Il existe cinq ou six territoires qui n’ont pas été pleinement pacifiés aux yeux du monde dirigé par les vainqueurs de la guerre froide : la Corée du Nord, la Kadhafi (le problème a été réglé), la Somalie, l’Afghanistan, les femmes africaines et les Chinois les plus pauvres, qui travaillent dans des conditions terribles. De vastes régions où l’Histoire est toujours vivante, comme la Russie, la Chine, le Moyen-Orient, sont diabolisées.
Plus d’un ou deux correspondants en Afrique
Dans les années 1980, votre journal avait probablement des correspondants dans beaucoup de pays africains. Aujourd’hui, il n’en a plus que deux : un pour l’Afrique de l’ouest et l’autre pour l’Afrique de l’est (la “corne”), voire un seul – pour l’Afrique –, basé à Johannesburg. [Pendant la guerre froide], certains pays africains étaient dans un camp, certains autres dans l’autre camp. On ne pouvait les ignorer.

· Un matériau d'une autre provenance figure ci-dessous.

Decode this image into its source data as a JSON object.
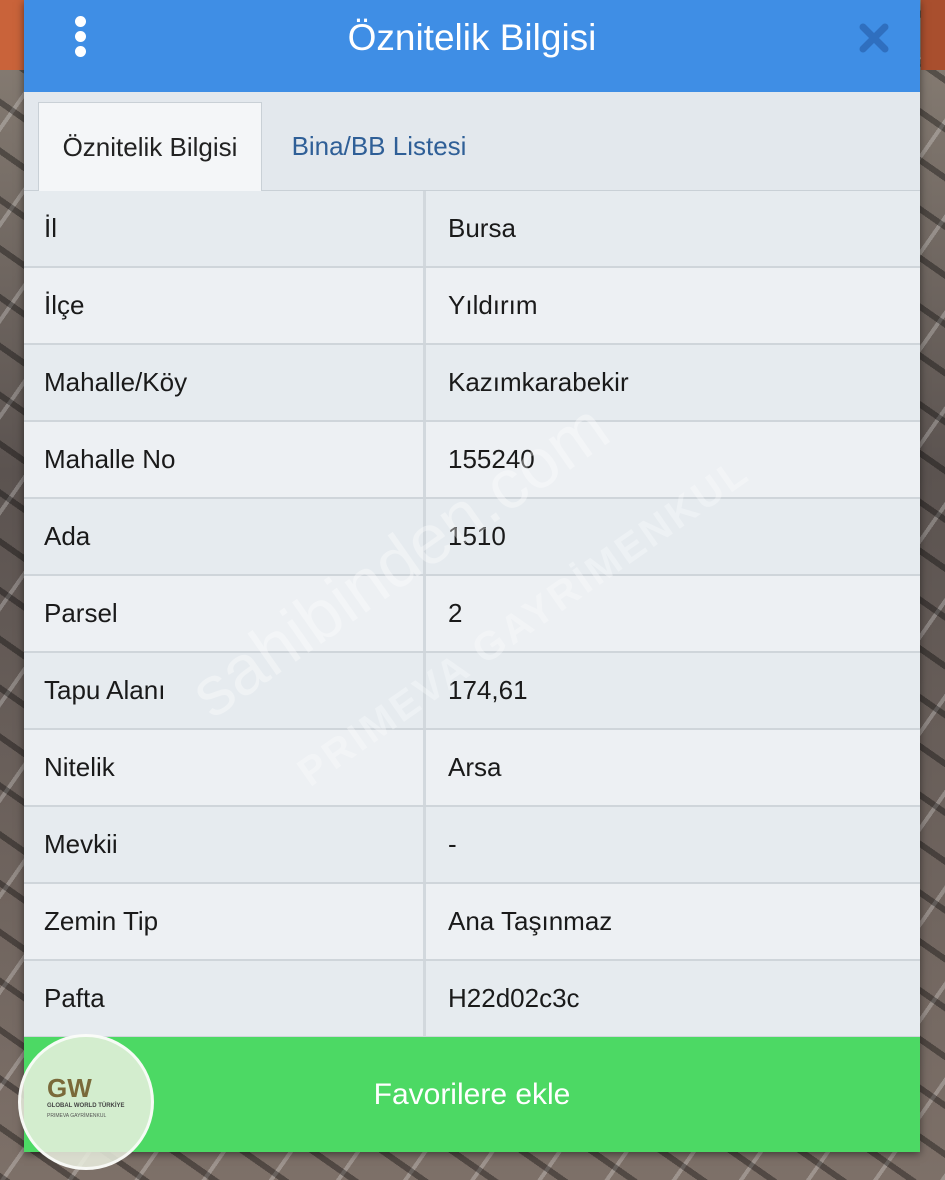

Comme il n’y avait pas de vainqueur, les grandes puissances devaient lutter pour obtenir la sympathie, l’adhésion et les ressources minières de tous. Tout ce qu’un président africain avait à faire, était de suggérer qu’il allait changer de camp et il obtenait amour et Smarties, déversés sur sa maison par des avions des Nations unies.
Trois Afriques
En 1991, l’Afrique a cessé d’exister. Le monde n’était plus en danger, et les vainqueurs pouvaient concentrer leurs efforts sur les questions de prise en charge et la pratique du lexique de l’assistance. Si l’on dressait une nouvelle carte de l’Afrique, elle serait divisée en trois secteurs :
1) les flambées d’horreur : Mugabe [au Zimbabwe], régimes antidémocratiques, guerres, Somalie, Congo
2) les flambées de joie : Mandela, Coupe du monde, safaris, Baby 4 Africa (une petite ONG qui fait des choses formidables avec des bébés noirs qui se tortillent allégrement dans les mains de leurs sauveurs blancs qui les ont arrachés à la guerre) – mes associations favorites sont clitoraid.com et Knickers 4 Africa, qui collecte des slips usagés pour les femmes africaines
3) et puis tout le reste : l’Afrique de base ! Celle-ci est idéale pour découvrir du pays car c’est la véritable Afrique – pas d’AK47 pour vous embêter ni de groupes de touristes allemands. Les gens ordinaires n’ont d’autre perspective que d’attendre la venue des agents du développement durable – européens – pour les aider à se prendre en charge.
Essor des médias africains
Mais ce qu’on ne peut pas dire, c’est que l’Histoire a fait un bond dans le présent. Le capitalisme tremble sur ses bases, et soudain les populations locales ont du pétrole, du cuivre et des mains motivées par l’ambition. Le continent est prêt pour de nouveaux partenariats, de nouveaux capitaux, de nouvelles poignées de mains. La Chine n’est pas un ange, mais pour elle nous représentons une part essentielle de ce que le monde doit devenir.
Il n’est pas surprenant qu’une vaste classe moyenne soit en train d’apparaître sur tout le continent africain. Les médias britanniques, américains et européens nous ont perdus. Les nôtres sont en plein essor, et nous signons des contrats avec la chaîne chinoise CCTV et Al-Jazira. Nous voyageons sur les lignes Emirates et Kenya Airways. Nous concluons des accords avec ceux qui considèrent qu’un avenir commun dynamique peut constituer une base de dialogue.